Ostrava's Vítkovice Cylinders paid for the paint shop fire, which at the beginning of the second half of 2021 put the company out of normal operation for a while and caused it almost 100 million in damage. The operating profit of Vítkovice Cylinders thus remained roughly half the expectations of this important production subsidiary.
The group also evaluates negatively the impact of the coid and the associated 20% morbidity of employees. "In the second half of the year, high energy prices began to have a strong impact on our results. At a time when there was a shortage of materials on the market, logistics was stuck and overall input prices were rising, we could hardly defend ourselves, "said Jan Světlík, CEO of Cylinders Holding.
On the contrary, the return on investment from previous years had a positive effect on the 2021 balance sheet at Cylinders Holding. In particular, the production of Cylinders Bel and the newly robotic line in Milkovice, Vítkovice, Poland. For example, the Polish daughter recorded a 23 percent increase in sales. But even the return on investment could have been better, according to the plan, if traffic around the world did not "get stuck" and "coronavirus sinusoids" did not take place.

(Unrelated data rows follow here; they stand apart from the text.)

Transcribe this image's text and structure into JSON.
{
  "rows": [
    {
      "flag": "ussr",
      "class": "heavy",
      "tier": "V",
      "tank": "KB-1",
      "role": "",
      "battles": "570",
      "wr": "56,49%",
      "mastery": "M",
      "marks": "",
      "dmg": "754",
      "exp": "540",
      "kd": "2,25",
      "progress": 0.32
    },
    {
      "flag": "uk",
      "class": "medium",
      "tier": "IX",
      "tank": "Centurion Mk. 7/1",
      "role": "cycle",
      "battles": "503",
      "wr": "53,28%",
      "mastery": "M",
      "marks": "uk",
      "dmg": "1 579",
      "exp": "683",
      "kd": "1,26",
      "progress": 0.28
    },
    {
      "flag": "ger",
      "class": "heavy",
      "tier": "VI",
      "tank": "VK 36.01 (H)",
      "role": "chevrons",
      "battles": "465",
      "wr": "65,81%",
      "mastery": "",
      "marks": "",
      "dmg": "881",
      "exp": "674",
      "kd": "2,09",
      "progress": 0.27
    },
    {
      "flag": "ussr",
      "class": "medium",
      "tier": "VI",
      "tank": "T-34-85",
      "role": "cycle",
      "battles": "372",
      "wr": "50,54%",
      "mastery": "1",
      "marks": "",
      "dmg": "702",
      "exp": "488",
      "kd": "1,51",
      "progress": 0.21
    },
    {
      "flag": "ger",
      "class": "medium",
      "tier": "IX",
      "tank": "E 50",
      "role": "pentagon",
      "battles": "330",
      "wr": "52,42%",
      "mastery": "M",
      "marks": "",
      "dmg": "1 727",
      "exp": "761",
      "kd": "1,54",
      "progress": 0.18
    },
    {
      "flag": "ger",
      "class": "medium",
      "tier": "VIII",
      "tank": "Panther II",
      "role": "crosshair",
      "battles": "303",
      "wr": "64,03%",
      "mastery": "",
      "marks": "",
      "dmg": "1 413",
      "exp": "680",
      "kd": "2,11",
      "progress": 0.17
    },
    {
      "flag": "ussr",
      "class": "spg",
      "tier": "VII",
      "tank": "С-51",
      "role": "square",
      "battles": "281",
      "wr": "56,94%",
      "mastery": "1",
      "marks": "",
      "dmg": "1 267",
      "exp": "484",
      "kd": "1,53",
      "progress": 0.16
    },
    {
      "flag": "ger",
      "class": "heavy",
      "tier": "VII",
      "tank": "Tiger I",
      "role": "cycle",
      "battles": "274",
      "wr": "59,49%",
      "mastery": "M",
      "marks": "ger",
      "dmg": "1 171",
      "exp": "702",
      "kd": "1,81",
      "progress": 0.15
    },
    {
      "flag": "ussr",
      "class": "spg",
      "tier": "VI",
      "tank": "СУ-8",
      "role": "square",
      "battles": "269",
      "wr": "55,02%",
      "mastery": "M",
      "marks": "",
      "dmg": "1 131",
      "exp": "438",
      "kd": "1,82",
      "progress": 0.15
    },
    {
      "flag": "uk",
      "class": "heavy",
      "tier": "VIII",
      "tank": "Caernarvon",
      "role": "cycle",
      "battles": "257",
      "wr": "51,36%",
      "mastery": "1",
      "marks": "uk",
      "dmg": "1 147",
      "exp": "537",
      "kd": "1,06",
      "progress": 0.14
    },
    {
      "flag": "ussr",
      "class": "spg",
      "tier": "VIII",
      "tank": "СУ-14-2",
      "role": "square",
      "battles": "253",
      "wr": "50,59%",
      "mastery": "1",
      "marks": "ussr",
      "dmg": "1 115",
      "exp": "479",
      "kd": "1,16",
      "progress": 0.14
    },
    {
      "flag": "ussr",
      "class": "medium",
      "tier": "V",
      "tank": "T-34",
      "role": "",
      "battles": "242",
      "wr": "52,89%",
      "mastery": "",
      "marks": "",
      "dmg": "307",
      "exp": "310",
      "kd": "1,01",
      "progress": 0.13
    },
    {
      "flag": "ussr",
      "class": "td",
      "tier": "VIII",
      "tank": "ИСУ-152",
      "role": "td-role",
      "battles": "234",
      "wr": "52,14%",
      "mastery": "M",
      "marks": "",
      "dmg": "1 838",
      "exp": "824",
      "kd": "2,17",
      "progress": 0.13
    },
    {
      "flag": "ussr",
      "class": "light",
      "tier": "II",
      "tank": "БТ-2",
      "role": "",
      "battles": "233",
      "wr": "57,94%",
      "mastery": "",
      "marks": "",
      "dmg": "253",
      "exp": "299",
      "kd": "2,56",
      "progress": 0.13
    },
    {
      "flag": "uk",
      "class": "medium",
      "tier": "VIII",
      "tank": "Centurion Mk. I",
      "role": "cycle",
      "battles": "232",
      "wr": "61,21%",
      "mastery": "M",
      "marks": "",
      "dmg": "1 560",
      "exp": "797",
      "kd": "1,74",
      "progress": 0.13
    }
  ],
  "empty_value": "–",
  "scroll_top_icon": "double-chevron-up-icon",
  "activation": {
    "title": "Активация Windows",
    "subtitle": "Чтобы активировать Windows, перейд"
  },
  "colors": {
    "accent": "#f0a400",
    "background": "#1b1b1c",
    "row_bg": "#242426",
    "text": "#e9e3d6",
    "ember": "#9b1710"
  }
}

This year, Cylinders Holding invests mainly in new products and research and development related mainly to hydrogen technologies. "We see that our revenues from hydrogen projects have increased tenfold compared to 2020, so we will clearly continue in this direction," said the group's CEO.
The program called Cylinders 4.0 will also run. The aim is to achieve a high share of so-called circularity and organic production in manufacturing companies. Due to the lightweight materials, large volumes and long service life of steel bottles and containers, which Cylinders Holding already makes as standard, the group could reach a share of so-called green production of around 90 percent. Cylinders Holding is currently involved in all major hydrogen programs in transportation and energy.